Le film est divisé en trois parties. La première partie est narrée par Tamako et elle raconte l’histoire de son point de vue, jusqu’à l’internement de Mademoiselle. La partie suivante est remplie de flashbacks et surtout de rebondissements, elle est narrée par Mademoiselle. Tout cela nous mène à une troisième et dernière partie encore plus surprenante.

C’est avec ce film que j’ai fait mon introduction au cinéma coréen. Mademoiselle a été sur ma liste de film à voir pendant un certain temps, j’hésitais à le regarder surtout à cause de la durée. Regarder un film d’environ trois heures, en VOSTFR (oui, il faut absolument le regarder en VO) me paraissait insurmontable. En réalité une fois qu’on clique Play, on n’a aucune envie de mettre pause, tellement le film est captivant. Le film est en coréen et japonais, ce qui pose bien l’ambiance de l’époque. Il y a aussi l’architecture qui a ce même effet. 
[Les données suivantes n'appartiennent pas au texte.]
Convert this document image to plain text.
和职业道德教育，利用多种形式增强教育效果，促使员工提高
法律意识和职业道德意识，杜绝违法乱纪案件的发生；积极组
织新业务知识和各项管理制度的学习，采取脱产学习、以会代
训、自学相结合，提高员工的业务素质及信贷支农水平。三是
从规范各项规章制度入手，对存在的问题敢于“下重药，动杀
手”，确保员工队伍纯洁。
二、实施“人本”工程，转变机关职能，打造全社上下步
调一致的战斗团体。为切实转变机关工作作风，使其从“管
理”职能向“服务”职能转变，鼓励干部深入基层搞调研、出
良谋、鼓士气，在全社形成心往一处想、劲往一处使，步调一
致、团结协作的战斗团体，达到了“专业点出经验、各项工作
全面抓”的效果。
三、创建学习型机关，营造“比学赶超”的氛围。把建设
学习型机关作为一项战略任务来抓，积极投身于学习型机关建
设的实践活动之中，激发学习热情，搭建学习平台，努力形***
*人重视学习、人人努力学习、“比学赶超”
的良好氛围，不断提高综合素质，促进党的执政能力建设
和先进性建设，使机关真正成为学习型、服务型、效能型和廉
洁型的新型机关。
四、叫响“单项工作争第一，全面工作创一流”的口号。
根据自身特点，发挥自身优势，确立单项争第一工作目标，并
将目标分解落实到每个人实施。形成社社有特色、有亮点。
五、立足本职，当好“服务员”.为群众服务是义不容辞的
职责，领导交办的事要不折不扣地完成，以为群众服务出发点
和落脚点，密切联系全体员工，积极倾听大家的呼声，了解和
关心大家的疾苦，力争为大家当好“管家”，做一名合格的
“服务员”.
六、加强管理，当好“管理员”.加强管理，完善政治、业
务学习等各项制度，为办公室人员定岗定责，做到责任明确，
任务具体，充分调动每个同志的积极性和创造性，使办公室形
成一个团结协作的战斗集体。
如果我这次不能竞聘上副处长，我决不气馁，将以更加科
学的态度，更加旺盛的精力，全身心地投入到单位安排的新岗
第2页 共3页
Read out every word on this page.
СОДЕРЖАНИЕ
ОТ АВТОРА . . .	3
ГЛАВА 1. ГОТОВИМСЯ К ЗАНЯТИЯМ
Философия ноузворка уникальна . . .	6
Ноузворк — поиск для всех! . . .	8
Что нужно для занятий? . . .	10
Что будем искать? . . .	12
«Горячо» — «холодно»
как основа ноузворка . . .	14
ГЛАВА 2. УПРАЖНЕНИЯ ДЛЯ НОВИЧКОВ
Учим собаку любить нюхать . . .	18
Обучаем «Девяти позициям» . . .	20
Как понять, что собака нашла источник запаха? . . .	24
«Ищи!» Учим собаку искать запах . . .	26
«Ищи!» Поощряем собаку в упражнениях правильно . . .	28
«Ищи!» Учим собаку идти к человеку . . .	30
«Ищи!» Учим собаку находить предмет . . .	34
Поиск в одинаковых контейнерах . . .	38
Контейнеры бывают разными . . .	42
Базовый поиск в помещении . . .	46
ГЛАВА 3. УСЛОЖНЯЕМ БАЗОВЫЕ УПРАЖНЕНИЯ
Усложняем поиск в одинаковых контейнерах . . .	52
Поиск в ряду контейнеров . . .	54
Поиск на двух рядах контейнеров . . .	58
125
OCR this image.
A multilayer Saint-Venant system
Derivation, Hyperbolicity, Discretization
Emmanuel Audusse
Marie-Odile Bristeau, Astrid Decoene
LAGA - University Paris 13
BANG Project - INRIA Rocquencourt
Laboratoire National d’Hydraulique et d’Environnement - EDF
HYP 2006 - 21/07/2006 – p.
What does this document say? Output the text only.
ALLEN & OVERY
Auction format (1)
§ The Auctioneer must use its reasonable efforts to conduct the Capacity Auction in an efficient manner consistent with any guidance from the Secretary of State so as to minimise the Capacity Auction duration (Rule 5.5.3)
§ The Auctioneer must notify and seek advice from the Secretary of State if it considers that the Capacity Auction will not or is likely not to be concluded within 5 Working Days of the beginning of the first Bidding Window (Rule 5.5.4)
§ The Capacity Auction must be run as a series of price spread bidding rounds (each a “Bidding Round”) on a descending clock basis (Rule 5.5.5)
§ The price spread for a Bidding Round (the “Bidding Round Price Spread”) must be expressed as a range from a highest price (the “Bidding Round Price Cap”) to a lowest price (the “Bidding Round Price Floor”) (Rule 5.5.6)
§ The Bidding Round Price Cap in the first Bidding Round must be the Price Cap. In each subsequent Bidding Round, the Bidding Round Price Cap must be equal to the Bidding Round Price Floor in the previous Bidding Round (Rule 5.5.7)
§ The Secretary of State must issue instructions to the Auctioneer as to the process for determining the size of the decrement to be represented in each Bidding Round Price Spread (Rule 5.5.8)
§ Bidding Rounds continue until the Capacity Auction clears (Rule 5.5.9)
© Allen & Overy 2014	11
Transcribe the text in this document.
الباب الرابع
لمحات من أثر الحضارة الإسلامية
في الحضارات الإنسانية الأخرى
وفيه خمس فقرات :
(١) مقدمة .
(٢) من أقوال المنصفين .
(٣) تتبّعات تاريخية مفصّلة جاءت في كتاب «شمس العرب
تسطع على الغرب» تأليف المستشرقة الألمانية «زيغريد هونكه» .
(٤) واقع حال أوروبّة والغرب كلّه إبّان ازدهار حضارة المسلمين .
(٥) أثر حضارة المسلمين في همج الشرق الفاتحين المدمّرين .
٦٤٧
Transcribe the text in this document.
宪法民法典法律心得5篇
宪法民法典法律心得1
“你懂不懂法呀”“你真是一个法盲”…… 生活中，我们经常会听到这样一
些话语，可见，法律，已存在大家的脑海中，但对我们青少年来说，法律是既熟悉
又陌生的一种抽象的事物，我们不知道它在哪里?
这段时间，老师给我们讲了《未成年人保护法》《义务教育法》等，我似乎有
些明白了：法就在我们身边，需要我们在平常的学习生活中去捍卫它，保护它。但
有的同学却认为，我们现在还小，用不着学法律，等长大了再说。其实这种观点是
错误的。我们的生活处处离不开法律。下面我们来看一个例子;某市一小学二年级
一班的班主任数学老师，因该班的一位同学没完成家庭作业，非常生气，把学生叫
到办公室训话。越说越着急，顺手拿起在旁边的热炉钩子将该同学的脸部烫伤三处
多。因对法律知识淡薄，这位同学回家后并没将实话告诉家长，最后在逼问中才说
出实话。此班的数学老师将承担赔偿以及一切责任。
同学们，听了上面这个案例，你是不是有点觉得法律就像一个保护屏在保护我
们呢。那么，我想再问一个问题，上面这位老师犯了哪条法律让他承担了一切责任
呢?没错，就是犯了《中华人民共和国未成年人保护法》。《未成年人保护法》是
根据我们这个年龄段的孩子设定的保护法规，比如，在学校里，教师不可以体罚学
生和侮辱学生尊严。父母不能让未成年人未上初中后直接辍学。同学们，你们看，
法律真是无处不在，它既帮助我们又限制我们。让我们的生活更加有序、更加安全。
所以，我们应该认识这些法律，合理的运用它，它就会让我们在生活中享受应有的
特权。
Ce que j’ai le plus aimé dans ce chef d’œuvre c’est la façon dont l’intrigue est menée. On est à la fois si distant et si proche de chacun des personnages. On a l’impression de les connaître puis au final on se rend compte qu’ils sont totalement différents de ce qu’on pensait. Cela pose la question de l’identité. Qui est qui ? Personne ne sait qui est l’autre, tout le monde trompe tout le monde. Tout le monde cherche à cacher leur vraie identité d’une manière ou d’une autre. Ils cherchent tellement à se déguiser qu’au final certains finissent par découvrir leur vrai soi, une personnalité qu’eux même ne se connaissaient pas. 

C’est fascinant de voir comment ils se manipulent les uns les autres.

C’est un film dit “érotique”, il y a deux scènes assez osées et plutôt longues. Ces scènes ont donné lieu à pas mal de débats, mais moi je trouve qu’elles vont parfaitement bien avec la narration du film. Il y a d’autres scènes sensuelles qui donnent l’impression d’être des voyeurs. Elles ne gênent pas, ou du moins, elles ne m’ont pas gênées. 

Autre chose qui m’a plu dans ce film c’est son côté « féministe ». En effet, les femmes sont mises en valeurs dans ce film. Si Park Chan-Wook met en scène des hommes ayant plus d’un tour dans leurs sacs, les femmes de leur côté ne sont pas moins ingénieuses. Elles sont aussi manipulatrices que les hommes et s’en sortent aussi bien, voire mieux qu’eux.